Where do we start when looking for resources for elder care for a loved one? Resources that can help the elderly stay in their own home are the first place to start. A variety of independent living services are now available to help the elderly care for themselves in their own home despite their changing physical needs. This may help, delay or totally avoid moving into an assisted living or nursing home.
Resources for Elder Care that can help the elderly stay in their own home:
Visiting Angels ? Visiting Angels is non-medical in home elderly care service provider and elder care living assistance service. Visiting Angels offers a variety of customized services to help the elderly stay in their own home. Visiting Angels are elderly care specialists.
American Society on Aging – The American Society on Aging is a nonprofit organization committed to enhancing the knowledge and skills of those working with older adults and their families. This site offers useful resources on a variety of aging-related and elder care topics and elderly care advice.

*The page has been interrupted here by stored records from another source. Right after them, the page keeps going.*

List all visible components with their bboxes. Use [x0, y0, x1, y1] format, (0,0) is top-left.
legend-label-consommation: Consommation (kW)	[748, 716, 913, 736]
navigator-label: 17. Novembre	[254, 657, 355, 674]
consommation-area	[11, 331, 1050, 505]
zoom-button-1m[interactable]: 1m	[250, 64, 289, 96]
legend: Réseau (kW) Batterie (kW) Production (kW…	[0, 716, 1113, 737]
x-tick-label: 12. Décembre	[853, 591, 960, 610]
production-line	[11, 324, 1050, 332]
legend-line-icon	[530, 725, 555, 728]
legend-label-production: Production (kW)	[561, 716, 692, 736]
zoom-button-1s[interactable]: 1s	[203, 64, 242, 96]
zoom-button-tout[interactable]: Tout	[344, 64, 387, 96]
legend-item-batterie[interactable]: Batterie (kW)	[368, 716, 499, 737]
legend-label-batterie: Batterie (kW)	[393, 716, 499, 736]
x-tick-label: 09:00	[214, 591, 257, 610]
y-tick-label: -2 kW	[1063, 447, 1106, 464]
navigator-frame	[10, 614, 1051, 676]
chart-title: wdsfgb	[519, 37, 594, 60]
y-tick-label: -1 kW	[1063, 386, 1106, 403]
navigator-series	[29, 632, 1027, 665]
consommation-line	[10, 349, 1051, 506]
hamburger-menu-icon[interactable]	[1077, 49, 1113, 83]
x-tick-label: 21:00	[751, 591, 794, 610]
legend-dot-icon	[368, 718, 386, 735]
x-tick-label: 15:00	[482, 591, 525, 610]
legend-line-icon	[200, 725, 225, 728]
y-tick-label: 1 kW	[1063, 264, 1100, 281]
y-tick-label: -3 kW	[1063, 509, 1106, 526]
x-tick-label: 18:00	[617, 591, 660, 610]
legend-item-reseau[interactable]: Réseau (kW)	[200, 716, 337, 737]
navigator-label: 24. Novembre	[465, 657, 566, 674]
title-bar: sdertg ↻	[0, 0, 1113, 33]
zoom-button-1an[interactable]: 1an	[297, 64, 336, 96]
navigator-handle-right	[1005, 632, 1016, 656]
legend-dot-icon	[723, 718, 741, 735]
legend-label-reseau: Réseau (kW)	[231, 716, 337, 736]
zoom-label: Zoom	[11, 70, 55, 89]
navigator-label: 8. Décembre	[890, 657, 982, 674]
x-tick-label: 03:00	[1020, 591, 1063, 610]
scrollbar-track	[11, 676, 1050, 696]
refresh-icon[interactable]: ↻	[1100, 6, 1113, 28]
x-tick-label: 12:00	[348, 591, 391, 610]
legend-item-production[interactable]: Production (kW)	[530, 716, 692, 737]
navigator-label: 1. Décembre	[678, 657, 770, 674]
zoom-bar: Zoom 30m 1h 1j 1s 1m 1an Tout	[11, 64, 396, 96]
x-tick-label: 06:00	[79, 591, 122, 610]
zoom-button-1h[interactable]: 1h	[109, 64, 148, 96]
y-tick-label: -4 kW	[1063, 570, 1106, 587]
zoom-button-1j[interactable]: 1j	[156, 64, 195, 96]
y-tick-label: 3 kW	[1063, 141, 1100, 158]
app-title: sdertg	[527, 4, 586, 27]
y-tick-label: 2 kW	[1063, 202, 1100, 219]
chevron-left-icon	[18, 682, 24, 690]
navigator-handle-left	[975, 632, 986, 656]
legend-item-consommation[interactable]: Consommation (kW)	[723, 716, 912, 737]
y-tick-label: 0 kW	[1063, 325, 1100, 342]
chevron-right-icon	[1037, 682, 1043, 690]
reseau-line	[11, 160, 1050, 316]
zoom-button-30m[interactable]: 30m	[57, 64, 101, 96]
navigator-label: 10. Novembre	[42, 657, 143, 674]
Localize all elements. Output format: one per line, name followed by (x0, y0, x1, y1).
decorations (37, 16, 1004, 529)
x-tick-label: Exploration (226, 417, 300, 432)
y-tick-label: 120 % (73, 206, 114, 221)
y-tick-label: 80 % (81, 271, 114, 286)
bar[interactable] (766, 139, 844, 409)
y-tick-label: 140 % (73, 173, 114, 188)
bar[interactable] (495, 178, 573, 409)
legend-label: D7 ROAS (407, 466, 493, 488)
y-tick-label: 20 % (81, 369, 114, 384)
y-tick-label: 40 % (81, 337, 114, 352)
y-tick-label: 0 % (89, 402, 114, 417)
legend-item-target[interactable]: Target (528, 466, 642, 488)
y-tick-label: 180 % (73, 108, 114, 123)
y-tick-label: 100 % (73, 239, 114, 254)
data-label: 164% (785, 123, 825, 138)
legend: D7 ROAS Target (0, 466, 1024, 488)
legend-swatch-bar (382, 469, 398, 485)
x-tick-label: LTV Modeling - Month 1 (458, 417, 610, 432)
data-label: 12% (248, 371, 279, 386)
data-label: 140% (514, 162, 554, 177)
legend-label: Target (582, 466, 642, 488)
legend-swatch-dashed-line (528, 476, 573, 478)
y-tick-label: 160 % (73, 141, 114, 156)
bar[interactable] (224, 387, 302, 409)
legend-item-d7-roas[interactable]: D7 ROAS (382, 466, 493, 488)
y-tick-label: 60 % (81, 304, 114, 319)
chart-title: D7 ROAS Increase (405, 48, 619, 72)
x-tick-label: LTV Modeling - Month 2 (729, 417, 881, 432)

Elderweb – This site is designed for both professionals and family members looking for information on elder care and long term care, and includes links to information on legal, financial, medical, and housing issues, as well as policy, research, and statistics.
National Resource Center on Supportive Housing and Home Modification – NRCSHHM is a non-profit organization that promotes aging in place and independent living for persons of all ages and abilities. The website contains excellent resources on senior housing, elder care and home modifications.
Elder Care Link ? Provides resources to those in need of home care.
Alzheimer’s Foundation of America ? is an organization, which provides optimal care and services to individuals confronting dementia, and to their caregivers and families.
The American Optometric Association — is the authority in the optometric profession and leads the way in its mission of improving the quality and availability of eye and vision care everywhere.
Beltone — has been helping people hear better for 65 years as the most trusted name in hearing care among adults over fifty.
By using resources available, elderly care in the home becomes a viable option. Elder care does not have to mean you have to do it alone. Becoming knowledgeable about elderly care issues make the aging transition an easier road to go down.
Linda Dunkelberger is a freelance writer and editor working for Visiting Angels (www.visitingangels.com). The article ?Resources for Elderly Care that can Help Keep Elderly in their Own Homes? lists resources found on the internet related to Independent living in regards to elder care and elderly care.